Justiça anula sentença que havia retirado nomes dos pais do registro de mulher há mais de 20 anos

07/11/2025
Fonte: Assessoria de Comunicação do IBDFAM (com informações da DPE-AP)

A Defensoria Pública do Estado do Amapá – DPE-AP obteve na Justiça a anulação de uma sentença de 1998 que havia retirado os nomes dos pais registrais, dos avós maternos, da certidão de nascimento de uma mulher. A alteração havia sido feita sem o conhecimento dela, que só descobriu a mudança 25 anos depois.

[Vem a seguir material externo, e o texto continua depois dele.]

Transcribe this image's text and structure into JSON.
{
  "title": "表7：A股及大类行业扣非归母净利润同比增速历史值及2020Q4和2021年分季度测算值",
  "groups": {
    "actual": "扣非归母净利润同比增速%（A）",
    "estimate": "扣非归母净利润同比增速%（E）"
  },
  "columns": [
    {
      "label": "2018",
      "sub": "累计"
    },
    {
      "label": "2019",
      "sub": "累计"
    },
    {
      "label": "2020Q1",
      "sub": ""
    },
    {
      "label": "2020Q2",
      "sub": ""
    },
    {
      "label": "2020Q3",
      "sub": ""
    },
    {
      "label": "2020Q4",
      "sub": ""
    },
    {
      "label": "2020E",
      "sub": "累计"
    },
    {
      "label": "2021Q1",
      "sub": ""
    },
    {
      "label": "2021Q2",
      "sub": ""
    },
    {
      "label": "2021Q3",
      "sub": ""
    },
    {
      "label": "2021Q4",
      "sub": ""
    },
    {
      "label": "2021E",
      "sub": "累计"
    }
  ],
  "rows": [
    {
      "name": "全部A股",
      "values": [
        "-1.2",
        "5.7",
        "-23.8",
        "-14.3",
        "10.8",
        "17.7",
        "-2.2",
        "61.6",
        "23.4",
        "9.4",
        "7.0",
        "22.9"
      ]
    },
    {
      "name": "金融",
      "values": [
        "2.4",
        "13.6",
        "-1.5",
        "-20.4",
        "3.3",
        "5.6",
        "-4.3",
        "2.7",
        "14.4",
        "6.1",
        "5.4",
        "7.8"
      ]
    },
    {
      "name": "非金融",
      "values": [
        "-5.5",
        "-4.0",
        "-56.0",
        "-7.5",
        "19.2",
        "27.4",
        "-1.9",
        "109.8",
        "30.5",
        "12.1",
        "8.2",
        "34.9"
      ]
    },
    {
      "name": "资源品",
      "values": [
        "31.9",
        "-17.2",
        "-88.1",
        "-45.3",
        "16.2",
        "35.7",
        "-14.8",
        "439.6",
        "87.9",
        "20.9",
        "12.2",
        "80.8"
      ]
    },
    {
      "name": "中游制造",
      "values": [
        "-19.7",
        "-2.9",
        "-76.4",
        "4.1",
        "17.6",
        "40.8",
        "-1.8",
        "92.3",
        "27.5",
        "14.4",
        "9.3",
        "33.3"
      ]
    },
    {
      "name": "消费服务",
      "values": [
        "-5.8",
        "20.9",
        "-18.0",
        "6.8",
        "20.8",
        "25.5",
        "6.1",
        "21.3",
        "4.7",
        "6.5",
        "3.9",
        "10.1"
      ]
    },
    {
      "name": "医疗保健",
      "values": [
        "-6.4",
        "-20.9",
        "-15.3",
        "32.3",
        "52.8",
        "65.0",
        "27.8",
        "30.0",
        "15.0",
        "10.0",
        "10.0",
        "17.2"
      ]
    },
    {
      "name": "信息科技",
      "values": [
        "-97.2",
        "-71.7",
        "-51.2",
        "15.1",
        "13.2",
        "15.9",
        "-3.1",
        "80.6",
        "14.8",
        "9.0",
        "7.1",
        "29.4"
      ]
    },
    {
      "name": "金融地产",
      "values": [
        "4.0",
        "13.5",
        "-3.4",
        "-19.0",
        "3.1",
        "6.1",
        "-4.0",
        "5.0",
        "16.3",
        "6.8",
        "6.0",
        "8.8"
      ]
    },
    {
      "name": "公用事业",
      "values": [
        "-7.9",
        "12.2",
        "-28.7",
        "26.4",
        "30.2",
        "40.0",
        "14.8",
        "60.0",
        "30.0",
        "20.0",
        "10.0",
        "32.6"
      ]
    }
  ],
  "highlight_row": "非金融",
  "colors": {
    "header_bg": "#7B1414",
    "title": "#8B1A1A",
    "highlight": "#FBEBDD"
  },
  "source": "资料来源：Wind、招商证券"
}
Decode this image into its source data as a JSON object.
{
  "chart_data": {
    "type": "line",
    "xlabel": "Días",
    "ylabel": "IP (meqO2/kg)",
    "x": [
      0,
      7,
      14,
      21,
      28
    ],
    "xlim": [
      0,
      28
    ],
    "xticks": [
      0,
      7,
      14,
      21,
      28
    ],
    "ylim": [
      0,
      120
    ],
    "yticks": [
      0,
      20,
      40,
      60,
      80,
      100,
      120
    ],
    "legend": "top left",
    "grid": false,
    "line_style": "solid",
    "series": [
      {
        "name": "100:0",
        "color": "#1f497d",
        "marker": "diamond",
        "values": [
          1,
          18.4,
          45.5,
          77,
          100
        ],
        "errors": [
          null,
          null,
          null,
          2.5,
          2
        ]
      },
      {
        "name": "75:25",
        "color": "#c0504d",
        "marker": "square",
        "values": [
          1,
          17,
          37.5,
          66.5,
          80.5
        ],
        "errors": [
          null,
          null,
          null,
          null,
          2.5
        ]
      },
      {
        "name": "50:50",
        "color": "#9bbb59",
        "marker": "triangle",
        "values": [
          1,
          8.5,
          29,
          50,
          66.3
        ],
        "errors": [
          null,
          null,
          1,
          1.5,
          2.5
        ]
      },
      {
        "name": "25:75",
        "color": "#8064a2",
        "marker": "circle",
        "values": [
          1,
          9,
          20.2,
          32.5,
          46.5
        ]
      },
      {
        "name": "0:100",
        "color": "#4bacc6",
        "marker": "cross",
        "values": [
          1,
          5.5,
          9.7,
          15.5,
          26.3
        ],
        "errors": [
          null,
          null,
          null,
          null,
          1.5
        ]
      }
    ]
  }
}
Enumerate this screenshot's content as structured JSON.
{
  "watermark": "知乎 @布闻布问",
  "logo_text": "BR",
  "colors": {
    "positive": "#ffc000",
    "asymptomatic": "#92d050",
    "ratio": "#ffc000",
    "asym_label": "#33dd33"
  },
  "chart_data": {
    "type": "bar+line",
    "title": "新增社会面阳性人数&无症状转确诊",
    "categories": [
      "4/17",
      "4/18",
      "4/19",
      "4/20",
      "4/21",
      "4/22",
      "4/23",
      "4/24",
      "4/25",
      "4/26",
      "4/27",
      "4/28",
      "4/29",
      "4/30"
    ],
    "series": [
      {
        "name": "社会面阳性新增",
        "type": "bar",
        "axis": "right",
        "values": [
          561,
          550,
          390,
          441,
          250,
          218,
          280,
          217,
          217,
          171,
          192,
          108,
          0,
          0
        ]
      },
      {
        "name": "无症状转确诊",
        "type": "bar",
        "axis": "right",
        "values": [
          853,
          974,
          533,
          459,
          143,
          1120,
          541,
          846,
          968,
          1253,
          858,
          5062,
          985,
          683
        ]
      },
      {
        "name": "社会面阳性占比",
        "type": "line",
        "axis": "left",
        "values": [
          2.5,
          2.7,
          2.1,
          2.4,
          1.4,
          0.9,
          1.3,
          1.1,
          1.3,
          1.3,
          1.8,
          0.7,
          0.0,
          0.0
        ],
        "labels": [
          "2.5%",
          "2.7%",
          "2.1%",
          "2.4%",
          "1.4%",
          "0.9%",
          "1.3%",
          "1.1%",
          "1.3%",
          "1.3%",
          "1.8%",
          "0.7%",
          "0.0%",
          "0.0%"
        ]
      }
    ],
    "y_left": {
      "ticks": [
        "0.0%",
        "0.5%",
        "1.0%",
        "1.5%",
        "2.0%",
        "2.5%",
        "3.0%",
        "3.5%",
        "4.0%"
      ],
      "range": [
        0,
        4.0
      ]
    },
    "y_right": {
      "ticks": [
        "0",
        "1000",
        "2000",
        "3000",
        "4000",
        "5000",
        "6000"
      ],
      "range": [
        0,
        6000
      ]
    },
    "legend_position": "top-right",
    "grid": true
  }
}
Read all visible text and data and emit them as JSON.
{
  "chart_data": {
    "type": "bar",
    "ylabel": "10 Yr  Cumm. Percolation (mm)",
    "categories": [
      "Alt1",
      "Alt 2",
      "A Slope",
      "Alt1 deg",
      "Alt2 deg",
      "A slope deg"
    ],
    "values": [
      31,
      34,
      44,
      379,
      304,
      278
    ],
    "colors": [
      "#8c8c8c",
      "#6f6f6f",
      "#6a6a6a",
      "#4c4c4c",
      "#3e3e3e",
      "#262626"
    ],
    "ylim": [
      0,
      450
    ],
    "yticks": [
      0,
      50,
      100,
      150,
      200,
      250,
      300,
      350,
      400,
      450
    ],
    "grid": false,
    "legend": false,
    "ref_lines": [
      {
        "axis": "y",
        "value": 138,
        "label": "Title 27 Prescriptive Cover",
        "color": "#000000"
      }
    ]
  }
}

Conforme a DPE-AP, a mulher foi registrada pelos avós maternos ao nascer, pois a mãe biológica era muito jovem e não tinha condições de assumir a criação da filha, enquanto o pai biológico a havia abandonado. O registro foi feito em nome dos avós para garantir a inclusão da criança no núcleo familiar e o acesso a benefícios previdenciários.

A autora conta que, durante toda a vida, foi criada como irmã de sua mãe biológica e teve os avós como pais de fato e de direito.

Um julgado de 1998, porém, alterou o registro sem seu conhecimento. Na ocasião, a genitora ingressou com ação judicial após a morte de seu pai, com intuito de excluir os nomes dos avós e reincluir o seu próprio. A autora, então com 18 anos, ainda era considerada menor de idade, conforme o Código Civil vigente na época. Apesar disso, o processo seguiu sem a nomeação de um representante legal para a jovem, o que configurou, segundo a Defensoria, um vício processual.

A mulher só tomou conhecimento da alteração em 2022, quando tentou tirar a segunda via de seus documentos após um roubo. Ao ser informada de que sua certidão original havia sido substituída, ela se recusou a emitir novos documentos e buscou apoio jurídico. Em 2024, procurou a DPE-AP, que ingressou com pedido de anulação da sentença antiga.

Ao avaliar o caso, o Judiciário reconheceu a nulidade da decisão por falta de representação legal adequada e violação ao direito de defesa, restaurando os registros originais.